As a child, Eduflack loved this time of year.  The start of a new school year meant new school supplies.  Just as I do today, back then I loved a good stationery store.  And as I do today, I was always looking for the unique product.  The Trapper Keeper design unlike the others.  The unique pens in inks other than blue and black.  Notebooks as narrowly ruled as possible to hold my small chicken scratch and not have it get lost on the page.  (And, interestingly, I never bought pencils, as I push down too hard when I write, thus unable to keep the point on any wood or mechanical pencil.  Even did my algebra and trig and calculus in pen.)

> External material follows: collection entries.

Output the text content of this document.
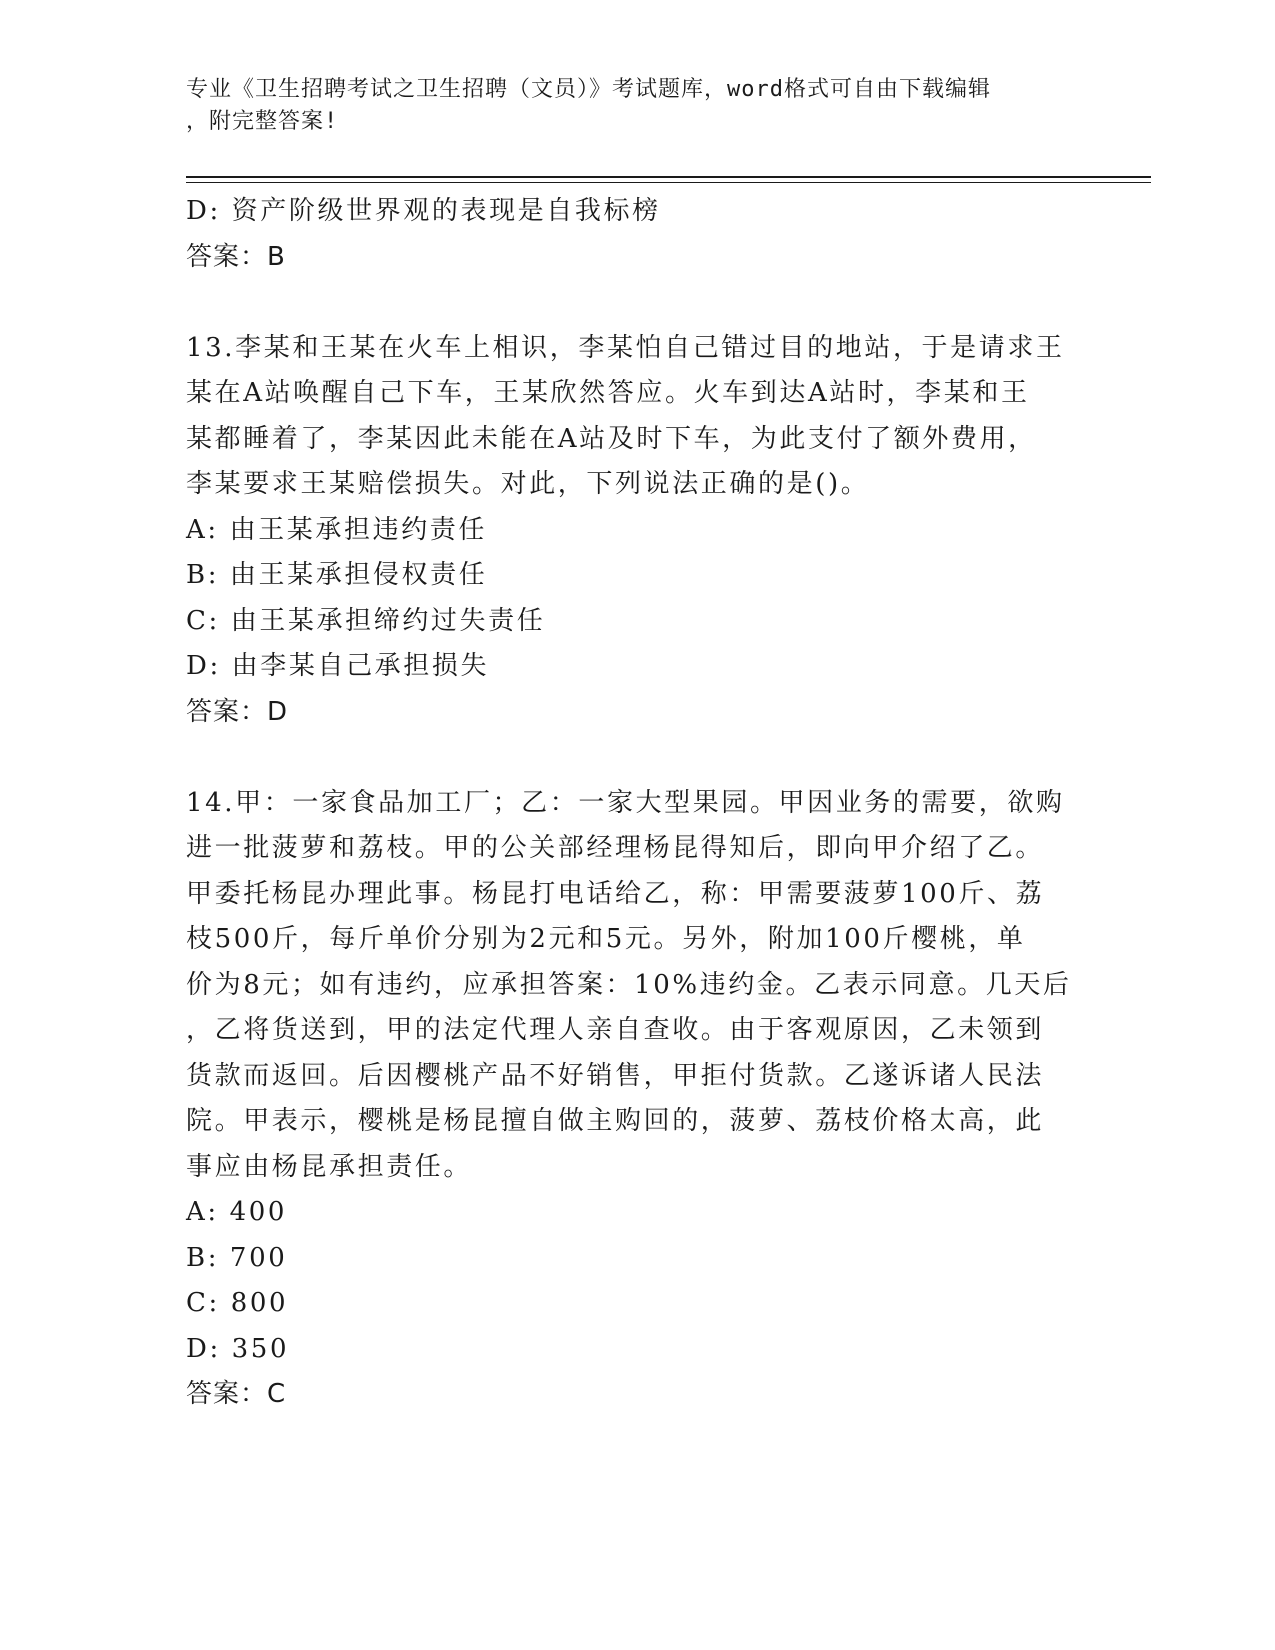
专业《卫生招聘考试之卫生招聘（文员）》考试题库，word格式可自由下载编辑
，附完整答案!
D: 资产阶级世界观的表现是自我标榜
答案：B
13.李某和王某在火车上相识，李某怕自己错过目的地站，于是请求王
某在A站唤醒自己下车，王某欣然答应。火车到达A站时，李某和王
某都睡着了，李某因此未能在A站及时下车，为此支付了额外费用，
李某要求王某赔偿损失。对此，下列说法正确的是()。
A: 由王某承担违约责任
B: 由王某承担侵权责任
C: 由王某承担缔约过失责任
D: 由李某自己承担损失
答案：D
14.甲：一家食品加工厂；乙：一家大型果园。甲因业务的需要，欲购
进一批菠萝和荔枝。甲的公关部经理杨昆得知后，即向甲介绍了乙。
甲委托杨昆办理此事。杨昆打电话给乙，称：甲需要菠萝100斤、荔
枝500斤，每斤单价分别为2元和5元。另外，附加100斤樱桃，单
价为8元；如有违约，应承担答案：10%违约金。乙表示同意。几天后
，乙将货送到，甲的法定代理人亲自查收。由于客观原因，乙未领到
货款而返回。后因樱桃产品不好销售，甲拒付货款。乙遂诉诸人民法
院。甲表示，樱桃是杨昆擅自做主购回的，菠萝、荔枝价格太高，此
事应由杨昆承担责任。
A: 400
B: 700
C: 800
D: 350
答案：C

Each year, I would watch as my mother bought her school supplies as well.  My mom was (and is) a dedicated high school English teacher.  She’d buy videos (and now DVDs).  She order supplemental books and student incentives.  She’d have pens and pencils for those students without.  And she’d buy all of the communal products needed in her classroom.  It always seemed unfair to me, that she, instead of the school, had to buy all of the supplies for her classroom.  But that was the way it was, and she just waited for those sales when teachers got an extra 10% off.
Last week, the D.C. Examiner ran several stories on the “costs” of attending public schools.  Parents bemoaned the activity fees and snack fees and similar costs associated with going to school.  The tales of laundry lists of needed supplies seemed to be a bit of an overstatement.
Then I checked out the list for the kids of a close family friend.  This blue-collar family was preparing their first for the start of the new school year out in Loudoun County, Virginia.  Eduflack took a peek at the shopping list, and was shocked by both the length and the specificity involved.  
Three composition notebooks of three different colors (black, red, and blue), none with perforated or spiral pages.  One blue and one red plastic pocket folder.  One school box no larger than 5″ by 8″.  One box of crayons, 24 count only.  One pair of scissors with a 5″ sharp tip.
But that wasn’t all.  Those were for the student’s personal stash.  Then we moved into the student’s communal responsibilities.  Each student is required to provide the class 24 glue sticks of .21 ounces each, a 175-count box of tissues, 36 sharpened #2 pencils, and a box of 80 baby wipes.  Each girl in the class also had to bring a box of resealable plastic bags, quart size, and each boy had to bring a box of the same, in gallon size.
Imagine it.  In a class of 25, students are providing 600 communal glue sticks and nearly 900 sharpened pencils.  This cache would then supplement the students’ individual needs.  What teacher has the storage space?
It took shopping trips to three different stores, and several hundred dollars, to collect all of the items on the list.  And then there was the electric pencil sharpener needed to sharpen the 36 pencils (no surprise, no one sells sharpened pencils).  All, in large part, to get a six-year-old ready for school. 
Makes you want to ask where exactly all the per-pupil expenditures and rising property tax bills are going.